NEARLY half of Spain's homeowners who have a mortgage expect to pay it off before the end of the term, according to a recent survey.

A total of 54% of mortgages in the country were incepted with a term of between 20 and 30 years and a small number are as low as 15 years.

Despite the upsurge of offers of mortgages running for 50 years back in 2007, mainly offered to the under-35s to help them get on the housing ladder due to very high home values, not many existing loans of this nature were taken up.

And across the board, 47% of mortgage holders are confident they will be able to pay theirs off early.

About 26% are not sure whether they will be able to or not, but only 28% were convinced they would need the full mortgage term.

According to the survey by, variable-rate mortgages continue to be the most popular and, in most cases, the most sensible option.

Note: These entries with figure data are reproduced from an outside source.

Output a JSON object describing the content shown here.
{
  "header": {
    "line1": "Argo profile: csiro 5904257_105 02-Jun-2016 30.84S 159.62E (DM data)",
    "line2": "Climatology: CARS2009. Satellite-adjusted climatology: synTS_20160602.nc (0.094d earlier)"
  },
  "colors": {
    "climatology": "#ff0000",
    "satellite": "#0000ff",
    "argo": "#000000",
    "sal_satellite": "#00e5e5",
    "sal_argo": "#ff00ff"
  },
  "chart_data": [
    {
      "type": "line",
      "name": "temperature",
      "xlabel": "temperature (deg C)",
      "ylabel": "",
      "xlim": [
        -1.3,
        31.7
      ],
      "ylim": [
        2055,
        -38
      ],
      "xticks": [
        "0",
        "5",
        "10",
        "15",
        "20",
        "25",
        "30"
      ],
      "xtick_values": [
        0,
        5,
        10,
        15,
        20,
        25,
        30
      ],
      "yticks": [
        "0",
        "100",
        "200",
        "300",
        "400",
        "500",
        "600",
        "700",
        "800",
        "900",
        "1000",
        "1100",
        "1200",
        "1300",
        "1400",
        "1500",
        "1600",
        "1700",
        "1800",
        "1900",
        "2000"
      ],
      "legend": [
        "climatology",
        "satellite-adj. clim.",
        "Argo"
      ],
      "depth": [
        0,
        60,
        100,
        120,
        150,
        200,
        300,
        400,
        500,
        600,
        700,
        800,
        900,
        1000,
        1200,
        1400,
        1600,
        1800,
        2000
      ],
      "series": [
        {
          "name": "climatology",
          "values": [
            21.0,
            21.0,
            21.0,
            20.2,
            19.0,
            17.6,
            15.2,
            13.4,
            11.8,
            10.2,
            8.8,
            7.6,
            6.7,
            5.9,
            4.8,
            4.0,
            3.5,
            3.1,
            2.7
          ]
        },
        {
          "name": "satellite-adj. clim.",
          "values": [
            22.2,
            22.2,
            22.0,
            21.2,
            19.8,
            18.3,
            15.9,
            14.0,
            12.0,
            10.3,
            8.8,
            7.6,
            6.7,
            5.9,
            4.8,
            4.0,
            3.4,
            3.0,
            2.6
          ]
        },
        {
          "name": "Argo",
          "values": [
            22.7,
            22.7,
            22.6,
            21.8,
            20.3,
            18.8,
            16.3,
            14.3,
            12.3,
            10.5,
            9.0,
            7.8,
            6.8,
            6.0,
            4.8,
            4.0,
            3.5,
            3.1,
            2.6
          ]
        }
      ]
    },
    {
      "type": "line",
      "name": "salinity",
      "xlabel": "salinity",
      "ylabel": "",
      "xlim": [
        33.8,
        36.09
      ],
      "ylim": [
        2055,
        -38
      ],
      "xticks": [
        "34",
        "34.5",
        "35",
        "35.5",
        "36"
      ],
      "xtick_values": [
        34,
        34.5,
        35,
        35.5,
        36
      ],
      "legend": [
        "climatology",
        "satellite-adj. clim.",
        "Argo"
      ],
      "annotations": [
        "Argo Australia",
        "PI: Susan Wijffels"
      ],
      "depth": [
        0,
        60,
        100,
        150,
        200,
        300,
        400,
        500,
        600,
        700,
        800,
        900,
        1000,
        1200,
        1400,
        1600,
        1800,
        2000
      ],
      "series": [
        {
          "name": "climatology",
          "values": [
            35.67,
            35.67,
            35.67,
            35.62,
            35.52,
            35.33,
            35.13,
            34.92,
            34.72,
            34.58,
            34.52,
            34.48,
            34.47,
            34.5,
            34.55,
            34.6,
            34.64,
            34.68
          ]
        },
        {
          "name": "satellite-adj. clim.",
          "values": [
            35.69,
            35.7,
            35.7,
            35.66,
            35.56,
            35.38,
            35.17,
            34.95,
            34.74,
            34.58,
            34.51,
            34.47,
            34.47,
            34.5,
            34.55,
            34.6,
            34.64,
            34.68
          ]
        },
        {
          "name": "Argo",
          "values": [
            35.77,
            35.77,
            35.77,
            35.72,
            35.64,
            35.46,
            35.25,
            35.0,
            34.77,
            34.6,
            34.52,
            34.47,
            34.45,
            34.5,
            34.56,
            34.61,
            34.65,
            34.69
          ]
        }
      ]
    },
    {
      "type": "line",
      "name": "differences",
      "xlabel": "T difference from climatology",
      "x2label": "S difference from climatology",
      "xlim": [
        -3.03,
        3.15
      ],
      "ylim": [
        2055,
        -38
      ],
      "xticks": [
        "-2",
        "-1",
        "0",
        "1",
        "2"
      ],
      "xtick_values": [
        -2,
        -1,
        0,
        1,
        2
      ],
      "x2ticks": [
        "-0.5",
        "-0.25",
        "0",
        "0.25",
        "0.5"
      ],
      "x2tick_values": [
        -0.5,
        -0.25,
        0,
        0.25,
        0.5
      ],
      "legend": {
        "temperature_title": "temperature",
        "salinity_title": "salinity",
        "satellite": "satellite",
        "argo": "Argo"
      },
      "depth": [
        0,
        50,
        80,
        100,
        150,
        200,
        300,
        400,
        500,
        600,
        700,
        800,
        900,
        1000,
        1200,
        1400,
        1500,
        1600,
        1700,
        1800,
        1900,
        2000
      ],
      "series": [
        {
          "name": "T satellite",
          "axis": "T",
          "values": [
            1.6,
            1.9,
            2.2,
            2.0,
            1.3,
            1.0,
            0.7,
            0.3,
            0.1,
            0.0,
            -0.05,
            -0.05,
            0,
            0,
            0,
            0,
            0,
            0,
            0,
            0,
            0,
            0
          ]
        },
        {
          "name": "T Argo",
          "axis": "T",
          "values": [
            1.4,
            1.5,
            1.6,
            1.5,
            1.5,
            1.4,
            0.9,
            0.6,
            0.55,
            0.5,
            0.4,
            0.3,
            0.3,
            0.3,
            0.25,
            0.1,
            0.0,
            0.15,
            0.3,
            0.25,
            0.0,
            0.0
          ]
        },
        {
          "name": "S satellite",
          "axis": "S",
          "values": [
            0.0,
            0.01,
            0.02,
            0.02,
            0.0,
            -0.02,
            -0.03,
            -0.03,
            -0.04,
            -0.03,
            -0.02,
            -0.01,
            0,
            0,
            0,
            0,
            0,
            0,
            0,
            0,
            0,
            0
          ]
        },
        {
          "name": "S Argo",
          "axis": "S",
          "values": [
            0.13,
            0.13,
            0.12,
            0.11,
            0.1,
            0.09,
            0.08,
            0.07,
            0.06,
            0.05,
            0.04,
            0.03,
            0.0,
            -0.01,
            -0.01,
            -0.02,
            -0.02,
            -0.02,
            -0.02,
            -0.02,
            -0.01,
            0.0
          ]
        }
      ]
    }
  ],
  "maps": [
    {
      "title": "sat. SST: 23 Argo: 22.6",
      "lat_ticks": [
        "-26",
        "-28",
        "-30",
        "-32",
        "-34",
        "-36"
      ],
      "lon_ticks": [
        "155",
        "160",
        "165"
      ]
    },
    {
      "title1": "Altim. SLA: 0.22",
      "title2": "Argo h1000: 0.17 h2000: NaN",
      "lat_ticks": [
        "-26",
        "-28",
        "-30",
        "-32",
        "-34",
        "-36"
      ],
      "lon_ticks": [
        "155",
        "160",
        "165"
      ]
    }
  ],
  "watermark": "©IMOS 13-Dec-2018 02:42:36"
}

Eurozone interest rates, or the Euribor, which sat at over 5.5% at the end of 2007 is now at around 0.16% and no plans are afoot to increase it.

Any increase is likely to be gradual and with plenty of warning, meaning those who fear their repayments getting out of hand will have time to arrange a fixed rate.

Spanish mortgages are reviewed and revalued annually, which gives homeowners a long breather and time to alter their borrowing strategy if economic factors look set to change.

The 82% of homeowners on a variable-rate mortgage have enjoyed gradually lowering repayments for some years, although the 9% on a fixed rate may have been paying over the odds.

Setting up a fixed rate normally means buying an interest figure slightly higher than that of a variable-rate mortgage, and involves a fee, meaning the potential for extra expense is higher – at times of climbing rates, this could be worth it for security reasons, but now it is likely that the signs would be on the horizon long in advance of a variable rate becoming risky.